BetriebssystemCloudOpen SourceSoftwareVirtualisierungWorkspace

Linus Torvalds hat die nächste Version seines Linux-Kernel freigegeben. Darin finden sich nun Erweiterungen für die Virtualisierung und Support für die kommende OpenRISC-Prozessor-Architektur.

Die Version 3.1 enthält Updates für Grafiktreiber, damit auch das Rendering von 3D-Bildern reibungslos klappt. Außerdem gibt es jede Menge weiterer Treiber, darunter einer, der den Einsatz des Nintendo Wii-Eingabegerätes möglich macht. Linux-Schöpfer Torvalds stellte den frisch überarbeiteten Kern gerade in Prag im Rahmen der Sicherheitskonferenz Kernel Summit vor.

Zugleich stehe Linux 3.1 ab sofort von der neuen Heimat aus – dem Code-Hosting-Dienst GitHub – zum Download bereit. Das Ausweichen auf GitHub war übrigens nötig, da es bei Kernel.org ein Sicherheitsproblem gegeben hatte. Der angerichtete Schaden müsse erst in aller Sorgfalt behoben werden, weshalb man sich für dieses digitale Ausweichquartier entschied.

Die frisch eingebetteten Virtualisierungsgene kommen über den Hypervisor KVM (Kernelbasierte Virtual Machine) ins Spiel. Diese Funktion wurde AMDs Nested VMX nachempfunden und erlaubt es, innerhalb einer Virtual Machine eine weitere VM laufen zu lassen. Zudem stößt die Linux-KVM die Tür auf zu Intels Prozessoren der nächsten Generation (Ivy Bridge), um in ihnen die SMEP (Supervisory Mode Execute Protection) anzuzapfen. Das helfe der Performance der Virtual-Clients auf die Sprünge.

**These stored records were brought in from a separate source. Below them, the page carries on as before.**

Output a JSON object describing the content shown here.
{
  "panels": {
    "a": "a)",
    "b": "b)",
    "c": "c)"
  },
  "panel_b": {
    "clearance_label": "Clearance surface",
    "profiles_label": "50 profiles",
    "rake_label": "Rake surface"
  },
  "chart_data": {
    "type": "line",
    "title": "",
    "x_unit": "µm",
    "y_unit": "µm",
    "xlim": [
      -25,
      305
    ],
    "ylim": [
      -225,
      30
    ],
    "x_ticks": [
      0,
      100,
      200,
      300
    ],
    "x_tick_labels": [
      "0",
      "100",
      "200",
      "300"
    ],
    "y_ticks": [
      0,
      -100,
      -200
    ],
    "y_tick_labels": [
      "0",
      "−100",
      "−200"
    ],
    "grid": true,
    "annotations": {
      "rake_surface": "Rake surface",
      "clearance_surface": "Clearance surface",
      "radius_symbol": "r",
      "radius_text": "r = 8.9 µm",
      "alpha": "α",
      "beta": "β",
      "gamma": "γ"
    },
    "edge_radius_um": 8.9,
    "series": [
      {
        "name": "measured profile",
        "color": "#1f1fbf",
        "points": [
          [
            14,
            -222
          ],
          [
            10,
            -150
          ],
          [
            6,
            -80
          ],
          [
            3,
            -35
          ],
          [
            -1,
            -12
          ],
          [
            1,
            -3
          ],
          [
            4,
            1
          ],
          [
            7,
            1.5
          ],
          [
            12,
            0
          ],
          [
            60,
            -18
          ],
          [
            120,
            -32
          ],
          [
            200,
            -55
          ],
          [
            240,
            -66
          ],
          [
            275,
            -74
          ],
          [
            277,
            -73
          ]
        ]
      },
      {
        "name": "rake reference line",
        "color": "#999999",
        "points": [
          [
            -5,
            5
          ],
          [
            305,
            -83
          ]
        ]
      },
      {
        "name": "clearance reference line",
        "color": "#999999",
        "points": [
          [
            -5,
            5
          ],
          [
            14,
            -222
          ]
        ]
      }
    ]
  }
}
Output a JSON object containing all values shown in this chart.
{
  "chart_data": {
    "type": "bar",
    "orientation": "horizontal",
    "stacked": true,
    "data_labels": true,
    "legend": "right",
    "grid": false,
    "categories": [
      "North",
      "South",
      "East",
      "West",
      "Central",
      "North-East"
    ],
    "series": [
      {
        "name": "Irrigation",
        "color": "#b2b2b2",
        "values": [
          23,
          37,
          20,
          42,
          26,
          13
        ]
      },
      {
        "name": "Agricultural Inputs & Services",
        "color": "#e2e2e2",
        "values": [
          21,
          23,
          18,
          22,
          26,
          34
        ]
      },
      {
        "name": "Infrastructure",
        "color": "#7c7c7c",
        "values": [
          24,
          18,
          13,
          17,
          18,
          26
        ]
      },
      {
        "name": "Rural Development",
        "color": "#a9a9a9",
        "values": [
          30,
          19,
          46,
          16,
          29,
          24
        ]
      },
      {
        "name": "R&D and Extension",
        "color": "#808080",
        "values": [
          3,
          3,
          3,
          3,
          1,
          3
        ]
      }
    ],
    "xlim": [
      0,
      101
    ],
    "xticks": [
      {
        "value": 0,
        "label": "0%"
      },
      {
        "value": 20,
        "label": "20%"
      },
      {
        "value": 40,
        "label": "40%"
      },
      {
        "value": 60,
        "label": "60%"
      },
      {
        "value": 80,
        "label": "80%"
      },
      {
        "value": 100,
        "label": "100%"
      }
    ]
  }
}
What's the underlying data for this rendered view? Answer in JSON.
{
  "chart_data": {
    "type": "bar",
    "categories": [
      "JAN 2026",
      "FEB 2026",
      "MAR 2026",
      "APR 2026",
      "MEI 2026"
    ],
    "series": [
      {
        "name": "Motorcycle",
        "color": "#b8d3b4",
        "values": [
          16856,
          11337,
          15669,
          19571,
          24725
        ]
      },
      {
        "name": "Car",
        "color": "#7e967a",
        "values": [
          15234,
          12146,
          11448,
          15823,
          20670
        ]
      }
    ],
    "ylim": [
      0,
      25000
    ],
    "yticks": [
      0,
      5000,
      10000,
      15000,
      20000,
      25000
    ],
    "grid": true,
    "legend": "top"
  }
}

Linux 3.1 werde die erste Version sein, die auf den 32-bit OpenRISC 1000-Prozessoren wird laufen können. OpenRISC ist kein kommerzielles Projekt, sondern wird von Freiwilligen vorangetrieben. Jenseits davon unterstütze 3.1 auch noch die jüngste Version des Oracle Sparc-Prozessors der T3-Serie.